The Obama Primary strategy

How did an unknown junior senator come literally out of nowhere and defeat the clear front-runner Hillary Clinton for the Democratic nomination? He out-strategized and out-organized her. Here's how.
The insurgent strategy the group devised instead was to virtually cede the most important battlegrounds of the Democratic nomination fight to Clinton, using precision targeting to minimize her delegate hauls, while going all out to crush her in states where Democratic candidates rarely ventured.

The result may have lacked the glamour of a sweep, but last night, with the delegates he picked up in Montana and South Dakota and a flood of superdelegate endorsements, Obama sealed one of the biggest upsets in U.S. political history and became the first Democrat since Jimmy Carter to wrest his party's nomination from the candidate of the party establishment. The surprise was how well his strategy held up -- and how little resistance it met.

"We kept waiting for the Clinton people to send people into the caucus states," marveled Jon Carson, one of Obama's top ground-game strategists.

"It's the big mystery of the campaign," said campaign manager David Plouffe, "because every delegate counts."
Hillary is still trying to bluster her way in and somehow defeat Obama when she claims she has had more voters vote for her than Obama has had. Even that is false, since she can only claim that if she counts Michigan where Obama wasn't even on the ballot, and if she fails to count how many voters showed up for caucuses.
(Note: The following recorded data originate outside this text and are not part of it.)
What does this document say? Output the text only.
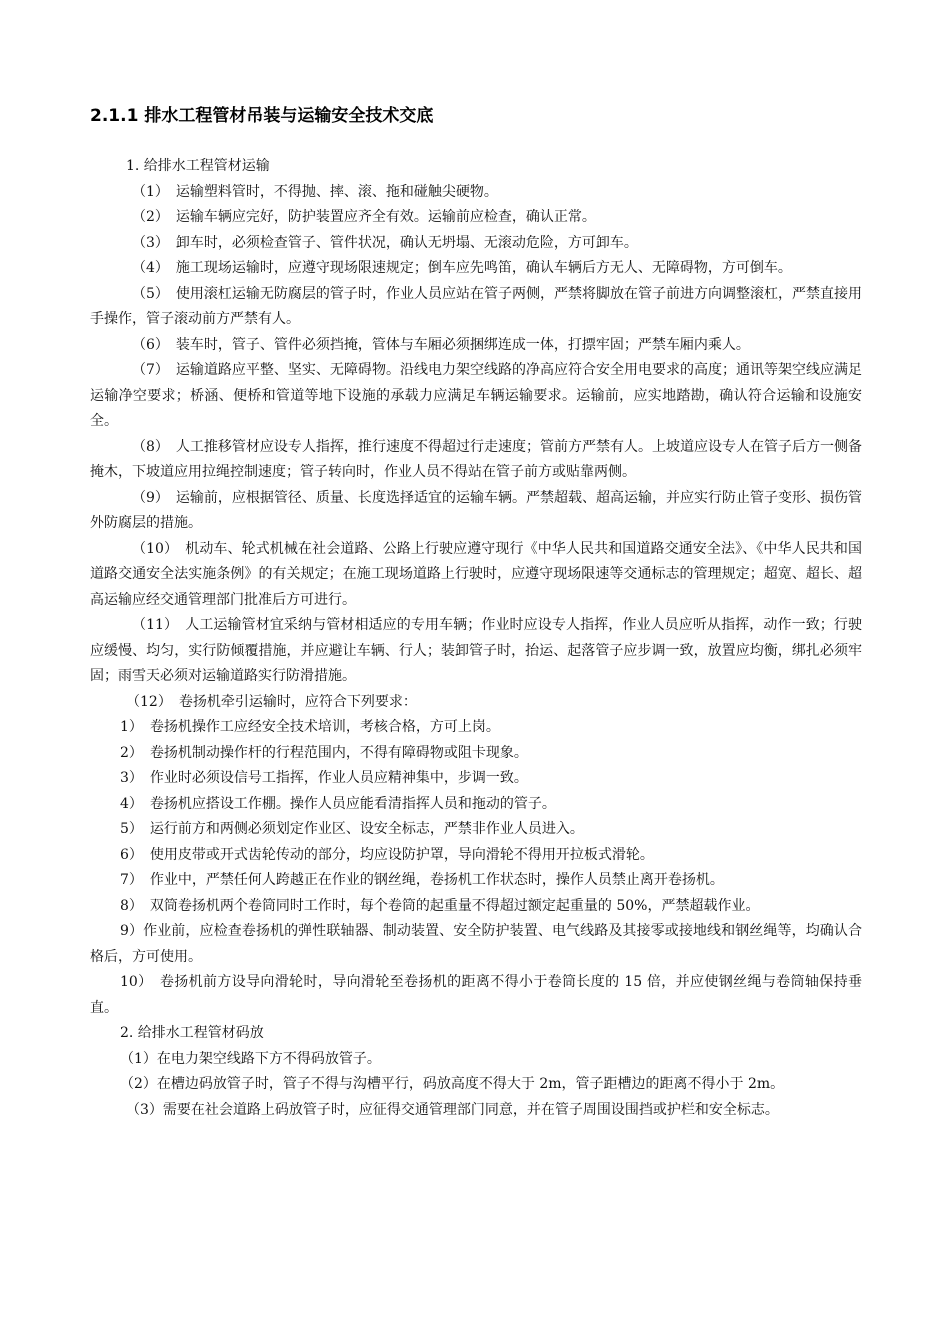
2.1.1 排水工程管材吊装与运输安全技术交底

1. 给排水工程管材运输

（1）　运输塑料管时，不得抛、摔、滚、拖和碰触尖硬物。

（2）　运输车辆应完好，防护装置应齐全有效。运输前应检查，确认正常。

（3）　卸车时，必须检查管子、管件状况，确认无坍塌、无滚动危险，方可卸车。

（4）　施工现场运输时，应遵守现场限速规定；倒车应先鸣笛，确认车辆后方无人、无障碍物，方可倒车。

（5）　使用滚杠运输无防腐层的管子时，作业人员应站在管子两侧，严禁将脚放在管子前进方向调整滚杠，严禁直接用手操作，管子滚动前方严禁有人。

（6）　装车时，管子、管件必须挡掩，管体与车厢必须捆绑连成一体，打摽牢固；严禁车厢内乘人。

（7）　运输道路应平整、坚实、无障碍物。沿线电力架空线路的净高应符合安全用电要求的高度；通讯等架空线应满足运输净空要求；桥涵、便桥和管道等地下设施的承载力应满足车辆运输要求。运输前，应实地踏勘，确认符合运输和设施安全。

（8）　人工推移管材应设专人指挥，推行速度不得超过行走速度；管前方严禁有人。上坡道应设专人在管子后方一侧备掩木，下坡道应用拉绳控制速度；管子转向时，作业人员不得站在管子前方或贴靠两侧。

（9）　运输前，应根据管径、质量、长度选择适宜的运输车辆。严禁超载、超高运输，并应实行防止管子变形、损伤管外防腐层的措施。

（10）　机动车、轮式机械在社会道路、公路上行驶应遵守现行《中华人民共和国道路交通安全法》、《中华人民共和国道路交通安全法实施条例》的有关规定；在施工现场道路上行驶时，应遵守现场限速等交通标志的管理规定；超宽、超长、超高运输应经交通管理部门批准后方可进行。

（11）　人工运输管材宜采纳与管材相适应的专用车辆；作业时应设专人指挥，作业人员应听从指挥，动作一致；行驶应缓慢、均匀，实行防倾覆措施，并应避让车辆、行人；装卸管子时，抬运、起落管子应步调一致，放置应均衡，绑扎必须牢固；雨雪天必须对运输道路实行防滑措施。

（12）　卷扬机牵引运输时，应符合下列要求：

1）　卷扬机操作工应经安全技术培训，考核合格，方可上岗。

2）　卷扬机制动操作杆的行程范围内，不得有障碍物或阻卡现象。

3）　作业时必须设信号工指挥，作业人员应精神集中，步调一致。

4）　卷扬机应搭设工作棚。操作人员应能看清指挥人员和拖动的管子。

5）　运行前方和两侧必须划定作业区、设安全标志，严禁非作业人员进入。

6）　使用皮带或开式齿轮传动的部分，均应设防护罩，导向滑轮不得用开拉板式滑轮。

7）　作业中，严禁任何人跨越正在作业的钢丝绳，卷扬机工作状态时，操作人员禁止离开卷扬机。

8）　双筒卷扬机两个卷筒同时工作时，每个卷筒的起重量不得超过额定起重量的 50%，严禁超载作业。

9）作业前，应检查卷扬机的弹性联轴器、制动装置、安全防护装置、电气线路及其接零或接地线和钢丝绳等，均确认合格后，方可使用。

10）　卷扬机前方设导向滑轮时，导向滑轮至卷扬机的距离不得小于卷筒长度的 15 倍，并应使钢丝绳与卷筒轴保持垂直。

2. 给排水工程管材码放

（1）在电力架空线路下方不得码放管子。

（2）在槽边码放管子时，管子不得与沟槽平行，码放高度不得大于 2m，管子距槽边的距离不得小于 2m。

（3）需要在社会道路上码放管子时，应征得交通管理部门同意，并在管子周围设围挡或护栏和安全标志。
When I voted in the Texas primary, I felt it was a 51 - 49 decision between the two, but now that I have seen the sloppy strategic thinking from the Hillary camp, there is no doubt that Obama will make a better President than Hillary will.

Hillary has done herself no favors by her clear refusal to accept Obama's victory and to exacerbate the divisions in the Democratic party, most of which she herself initiated. Her public refusal to accept that Obama has beat her last night will be a memory I recall every time I ever see her in the media in the future. She wants the Democratic nomination for her own ego, not for what she can do with the Democratic Party and for the nation. If there was any doubt before last night, she made it perfectly clear that the only thing that matters is her and her feelings.

Not that Obama is perfect, he's not. I was first for Edwards because Hillary is too damned conservative. But I think that Obama is educable. Hillary clearly is not.

The better person has won the Democratic nomination.